Furthermore, Taiwan’s science parks are said to have contributed to economic growth and employment, with the combined revenue of the three major science parks reaching US$370 billion in 2023. These parks employ over 300 000 high-skilled workers, with average salaries 30 per cent higher than the national median. Over 1 500 tech firms operate in these parks, including global leaders like MediaTek and ASUS.
Taiwan’s industrial zones have helped it become number one in global semiconductor production and fourth in global electronics manufacturing. They also helped Taiwan become one of the top five in patent filings per capita, due to R&D clusters in science parks.

In order to replicate Taiwan’s industrial zone model, Eswatini must closely examine the key policies that enabled the successful implementation of this model. Highlighted as important steps include: Phased development, government support as a facilitator, linking education and industry to build talent, fostering local supply chains, adapting policies over time and specialising zones for targeted industries.

If we are to follow the successful Taiwan path, key steps for replicating this model include starting with EPZs for jobs/exports, upgrading to tech parks with R&D, linking education to industry and avoiding over-reliance on FDI by nurturing local firms. Countries like Vietnam and India are said to be already applying these lessons to their economies.

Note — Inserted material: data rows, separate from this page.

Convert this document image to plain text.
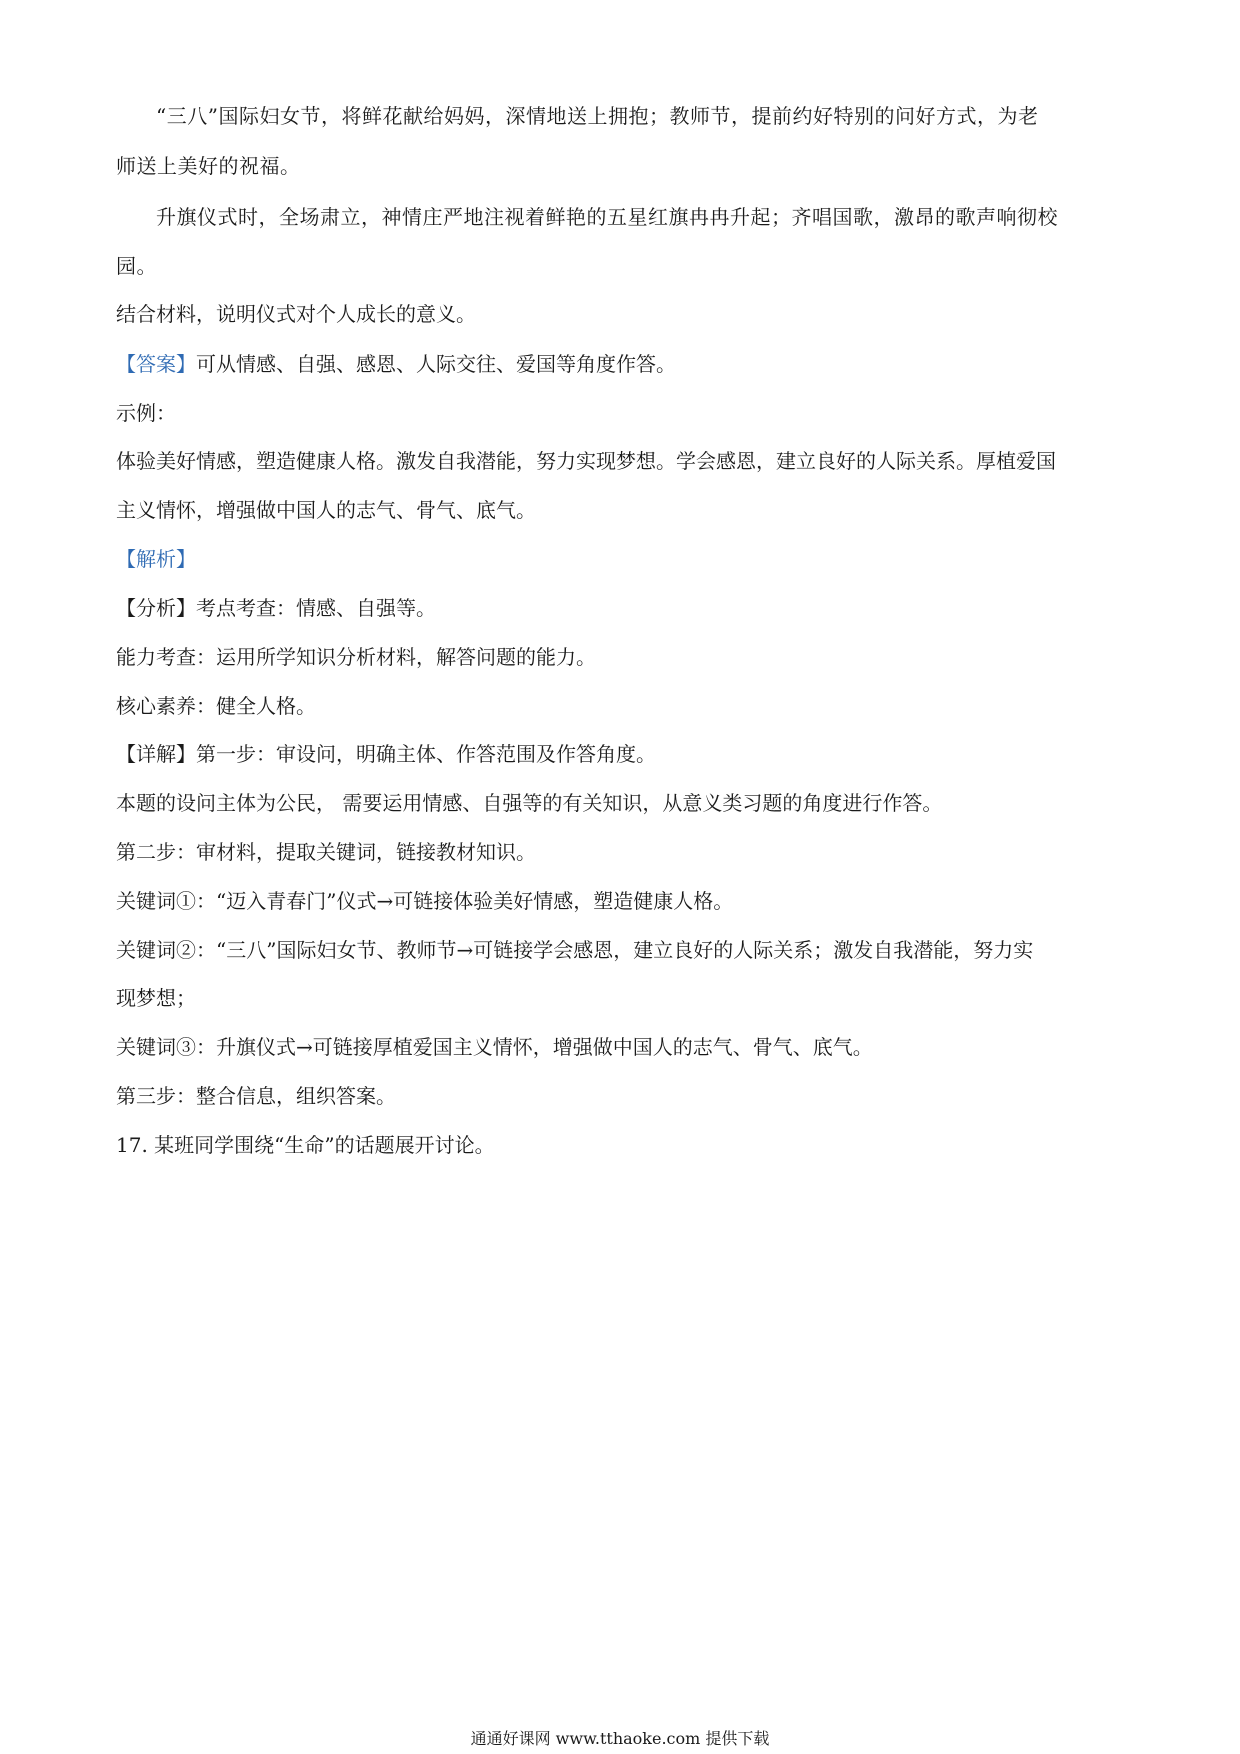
“三八”国际妇女节，将鲜花献给妈妈，深情地送上拥抱；教师节，提前约好特别的问好方式，为老

师送上美好的祝福。

升旗仪式时，全场肃立，神情庄严地注视着鲜艳的五星红旗冉冉升起；齐唱国歌，激昂的歌声响彻校

园。

结合材料，说明仪式对个人成长的意义。

【答案】可从情感、自强、感恩、人际交往、爱国等角度作答。

示例：

体验美好情感，塑造健康人格。激发自我潜能，努力实现梦想。学会感恩，建立良好的人际关系。厚植爱国

主义情怀，增强做中国人的志气、骨气、底气。

【解析】

【分析】考点考查：情感、自强等。

能力考查：运用所学知识分析材料，解答问题的能力。

核心素养：健全人格。

【详解】第一步：审设问，明确主体、作答范围及作答角度。

本题的设问主体为公民， 需要运用情感、自强等的有关知识，从意义类习题的角度进行作答。

第二步：审材料，提取关键词，链接教材知识。

关键词①：“迈入青春门”仪式→可链接体验美好情感，塑造健康人格。

关键词②：“三八”国际妇女节、教师节→可链接学会感恩，建立良好的人际关系；激发自我潜能，努力实

现梦想；

关键词③：升旗仪式→可链接厚植爱国主义情怀，增强做中国人的志气、骨气、底气。

第三步：整合信息，组织答案。

17. 某班同学围绕“生命”的话题展开讨论。

通通好课网 www.tthaoke.com 提供下载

I have no doubt that this project will succeed because the work ethic of our good friends is world-class. Notably, this investment will increase the footprint of Taiwanese businesses in the country. As disclosed by Taiwanese Ambassador to Eswatini, Jeremy Liang this week, over US$100 million (E1.85 billion) has been invested by Taiwanese businesses in Eswatini and these have created around 13 000 jobs across key industries.

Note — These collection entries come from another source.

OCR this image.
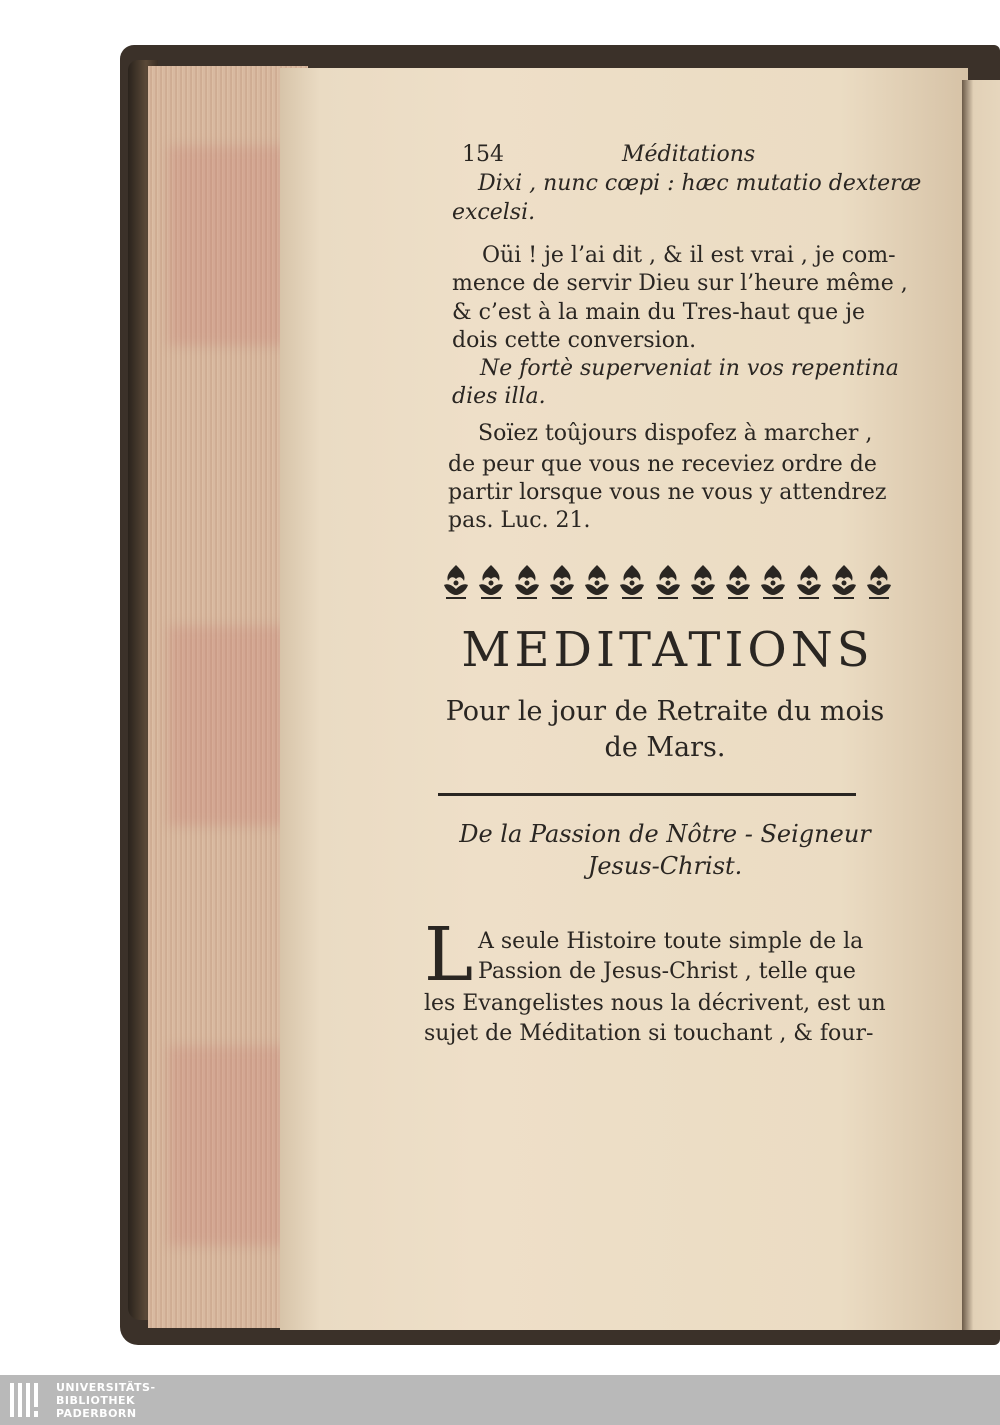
154	Méditations
Dixi , nunc cœpi : hæc mutatio dexteræ
excelsi.
Oüi ! je l’ai dit , & il est vrai , je com-
mence de servir Dieu sur l’heure même ,
& c’est à la main du Tres-haut que je
dois cette conversion.
Ne fortè superveniat in vos repentina
dies illa.
Soïez toûjours dispofez à marcher ,
de peur que vous ne receviez ordre de
partir lorsque vous ne vous y attendrez
pas. Luc. 21.
MEDITATIONS
Pour le jour de Retraite du mois
de Mars.
De la Passion de Nôtre - Seigneur
Jesus-Christ.
L A seule Histoire toute simple de la
Passion de Jesus-Christ , telle que
les Evangelistes nous la décrivent, est un
sujet de Méditation si touchant , & four-
UNIVERSITÄTS-
BIBLIOTHEK
PADERBORN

Speaking at the Taiwan-Eswatini Investment Workshop, Liang, highlighted the country’s strategic role as Taiwan’s most important diplomatically in Africa and its ideal gateway for Taiwanese enterprises to access emerging markets.

“The Taiwan Industrial Park project is not just about infrastructure. It is about transferring Taiwan’s experience to upgrade local industries, create job opportunities and support the global strategies of Taiwanese enterprises, creating a win-win outcome,” said Liang.

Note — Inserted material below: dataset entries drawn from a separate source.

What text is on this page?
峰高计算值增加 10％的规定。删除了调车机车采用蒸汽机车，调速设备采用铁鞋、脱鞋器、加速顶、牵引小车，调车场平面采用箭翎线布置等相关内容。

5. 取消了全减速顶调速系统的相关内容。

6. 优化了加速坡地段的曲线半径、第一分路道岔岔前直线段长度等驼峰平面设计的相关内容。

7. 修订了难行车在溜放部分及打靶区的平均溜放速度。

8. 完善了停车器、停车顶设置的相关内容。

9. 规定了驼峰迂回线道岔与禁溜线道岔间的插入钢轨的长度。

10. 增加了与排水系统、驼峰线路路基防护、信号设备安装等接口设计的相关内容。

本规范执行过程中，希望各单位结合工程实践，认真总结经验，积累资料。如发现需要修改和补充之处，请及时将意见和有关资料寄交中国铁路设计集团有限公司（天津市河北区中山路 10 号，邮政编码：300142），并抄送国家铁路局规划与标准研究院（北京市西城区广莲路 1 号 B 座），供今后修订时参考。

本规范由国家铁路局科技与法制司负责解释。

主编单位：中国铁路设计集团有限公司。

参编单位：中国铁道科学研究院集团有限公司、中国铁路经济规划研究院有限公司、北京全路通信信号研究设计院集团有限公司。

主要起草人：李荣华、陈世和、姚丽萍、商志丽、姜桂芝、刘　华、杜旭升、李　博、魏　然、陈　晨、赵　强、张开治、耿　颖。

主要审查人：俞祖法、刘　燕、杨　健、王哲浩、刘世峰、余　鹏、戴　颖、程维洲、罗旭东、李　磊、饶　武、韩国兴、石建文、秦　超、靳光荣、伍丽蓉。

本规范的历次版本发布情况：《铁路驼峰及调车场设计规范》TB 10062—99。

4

Also speaking at the workshop, the Minister for Commerce, Industry and Trade, Manqoba Khumalo, described Taiwan as a vital economic partner and a key player in the global supply chain. He said the proposed Taiwan Industrial Park aligns with Eswatini’s upcoming investment and trade policy reforms and the fully operational Business-One-Stop-Shop (BOSS) to facilitate business entry and establishment. They must, and we look forward to it because the need to diversify our economy continues to ring loudly in our ears but lacks the much-needed implementation.

Economists are urging government to diversify its revenue sources, as the Southern African Customs Union (SACU) revenue is decreasing. Sanele Sibiya, an Economics Lecturer at the University of Eswatini, emphasised the need for a diverse economy married to financial discipline. In an interview with the Times of Eswatini this week, Sibiya said he sees opportunities for stabilising resources and reducing expenditures. The World Bank’s ‘Raising the Game with Efficient State-Owned Enterprises Report’ suggests public finances are highly vulnerable to SACU revenue volatility, so any increase in receipts should be carefully managed to mitigate future revenue shocks. True.

In fact, we have much to learn from the Taiwanese when it comes to knowing how to make money, save it and where to spend it in order to grow an economy. As His Majesty said on Wednesday night during the launch of the E6 billion Taiwanese investment initiative, our long-time friends are an industrialised nation with much to share with the world. Therefore, let us heed this call to learn, emulate and transform Eswatini.